Global stock markets are getting rocked.
U.S. markets are bouncing back Tuesday after declines five days in a row.
Amid all the volatility, sometimes the best time to buy is when there’s blood in the streets, as a famous investor once said.
“You get the best buys when doom and gloom are present. That’s how investing works,” says Kevin Carter, chairman of EMQQ index, an emerging markets index.
Three areas stand out as the biggest losers this time.
Even before Monday’s sell off, oil stocks had tanked for months, media companies have been pummeled in August and emerging markets just can’t catch a break.
Let’s break down the three areas:
1. Oil stocks
Oil prices are sitting at six-and-a-half year lows. A global oversupply of oil is driving energy stocks down. Exxon stock is down 29% from a year ago. Royal Dutch Shell has slid 35%, and Chevron’s stock has tanked 42% over the same time frame.
Fadel Gheit, an oil analyst at Oppenheimer & Co., argues that if you look at the history of oil prices, it has never stayed low for several years. Eventually it will rebound, but in the near term Gheit warns that investors looking to make a quick buck are “on your own.”
Investors who buy now may have to wait “three to five” years before they start to see a healthy return on investment, he says.
“Longer term, all of these stocks are buying opportunities,” says Gheit. There’s “significantly overwhelming odds that oil stocks will be a lot higher than they are today 3-5 years from now.”

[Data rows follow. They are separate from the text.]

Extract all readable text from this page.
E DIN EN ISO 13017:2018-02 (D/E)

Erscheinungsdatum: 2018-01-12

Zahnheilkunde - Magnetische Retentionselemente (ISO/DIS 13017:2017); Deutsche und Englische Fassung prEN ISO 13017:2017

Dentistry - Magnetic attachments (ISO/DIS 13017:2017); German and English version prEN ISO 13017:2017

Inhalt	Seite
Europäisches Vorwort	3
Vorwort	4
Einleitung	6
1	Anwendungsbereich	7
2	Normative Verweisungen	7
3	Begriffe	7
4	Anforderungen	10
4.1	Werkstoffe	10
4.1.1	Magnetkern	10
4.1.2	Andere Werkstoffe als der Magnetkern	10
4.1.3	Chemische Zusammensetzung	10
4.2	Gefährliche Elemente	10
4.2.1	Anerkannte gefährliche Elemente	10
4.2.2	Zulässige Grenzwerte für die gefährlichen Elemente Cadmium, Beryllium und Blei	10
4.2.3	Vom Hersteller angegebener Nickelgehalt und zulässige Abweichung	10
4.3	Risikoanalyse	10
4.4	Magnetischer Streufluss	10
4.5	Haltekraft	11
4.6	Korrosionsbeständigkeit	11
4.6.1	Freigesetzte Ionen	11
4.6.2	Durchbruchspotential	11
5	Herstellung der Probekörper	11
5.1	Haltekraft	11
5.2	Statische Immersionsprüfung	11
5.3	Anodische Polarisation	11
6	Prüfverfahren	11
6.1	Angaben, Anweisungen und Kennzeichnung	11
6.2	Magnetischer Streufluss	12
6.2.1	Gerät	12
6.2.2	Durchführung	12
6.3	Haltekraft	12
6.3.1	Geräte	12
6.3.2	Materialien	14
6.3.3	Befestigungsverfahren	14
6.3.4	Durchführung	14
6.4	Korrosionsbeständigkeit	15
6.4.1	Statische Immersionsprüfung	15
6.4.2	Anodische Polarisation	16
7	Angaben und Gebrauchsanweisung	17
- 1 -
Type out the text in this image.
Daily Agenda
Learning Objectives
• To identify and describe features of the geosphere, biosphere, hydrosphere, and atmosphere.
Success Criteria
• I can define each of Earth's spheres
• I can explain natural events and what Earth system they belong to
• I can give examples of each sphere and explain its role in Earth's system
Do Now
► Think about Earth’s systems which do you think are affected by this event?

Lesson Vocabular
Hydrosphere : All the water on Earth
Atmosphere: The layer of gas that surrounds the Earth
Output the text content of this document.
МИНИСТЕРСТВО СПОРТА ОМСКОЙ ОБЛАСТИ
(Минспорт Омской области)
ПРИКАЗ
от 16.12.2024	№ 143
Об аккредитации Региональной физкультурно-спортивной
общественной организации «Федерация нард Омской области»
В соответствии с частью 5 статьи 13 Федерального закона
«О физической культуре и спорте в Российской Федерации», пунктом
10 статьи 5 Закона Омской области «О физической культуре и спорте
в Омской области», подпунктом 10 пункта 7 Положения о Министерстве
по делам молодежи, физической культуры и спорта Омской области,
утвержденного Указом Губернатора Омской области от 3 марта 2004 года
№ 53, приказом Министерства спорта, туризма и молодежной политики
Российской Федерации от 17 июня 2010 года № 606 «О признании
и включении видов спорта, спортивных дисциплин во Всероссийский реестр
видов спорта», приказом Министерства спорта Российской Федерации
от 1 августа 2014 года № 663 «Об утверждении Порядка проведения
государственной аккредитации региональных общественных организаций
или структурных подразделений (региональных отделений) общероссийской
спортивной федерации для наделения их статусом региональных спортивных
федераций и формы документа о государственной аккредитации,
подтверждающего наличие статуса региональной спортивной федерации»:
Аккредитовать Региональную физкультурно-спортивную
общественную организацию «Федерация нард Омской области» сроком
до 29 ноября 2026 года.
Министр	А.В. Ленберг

Takeaway: Oil stocks represent a buying opportunity if you’re willing to be patient.
2. Emerging markets
Stock markets in developing countries are tanking and their currencies are fast losing value.
Commodities are a growth engine for many of these countries. But from copper and iron ore to tin, nickel and oil, prices of commodities have fallen off a cliff. China is often their biggest trade partner, and its economy is slowing down quickly.
This year has been pretty gloomy for emerging markets, and there are headwinds in the future. It’s unclear when things will settle down in China. And with the U.S. Federal Reserve preparing for a rate hike, it could lead investors to pull out money from overseas markets back into the U.S.
However, some of these international investments have become so cheap that it might be worth considering, especially for those who want to diversify.
“It is a good time to buy,” says Gerardo Rodriguez, head of emerging markets multi-asset management at BlackRock. He notes: “Yes, value has become attractive but economic reality is complex.”
Emerging markets are certainly very cheap compared to U.S. stocks right now. For example, BlackRock’s iShares emerging market ETF is down 27% from a year ago. It’s about $33 a share.
By contrast, if you want to invest in the U.S., the most popular ETF — SPDR’s S&P 500 ETF — is down just 3% from a year ago and trades at $193 a share.
One key metric — the price to earnings ratio — is much lower for most emerging market stocks than U.S. stocks.
Rodriguez and other experts argue that patient investors who get in now could see gains over the long haul. Carter, the emerging market index chairman, sees the most growth in consumer-related ETFs in emerging markets.
Takeaway: It’s a rocky road in the near term, but there are bargains to be had for long-term investors.
3. Media stocks
Media stocks have had an awful August on increased anxiety over the future of cable television.
Most major media companies depend on monthly subscriber fees for cable channels. But there’s pressure from streaming competitors and broad behavioral changes, where subscribers want only a narrow selection of channels and are unwilling to pay for the entire bundle.
These concerns are making investors hit the sell button.
Disney, CBS, Discovery and Viacom have all suffered double digit losses this month. Time Warner, CNN’s parent company is down too.
But media experts aren’t calling this a buying opportunity yet. The future business model for these media companies is very uncertain with all the debate about “unbundling” channels.
The popularity of Netflix and Hulu has made it harder to lure top talent for their shows — and to keep the ever-important audience of young viewers, experts say.
“Wall Street is taking a ‘wait and see’ approach,” says Brad Adgate, a TV analyst at Horizon Media. “These media companies have to reset companies and what that reset button does remains to be unseen.”
Takeaway: Better to wait and see for media stocks.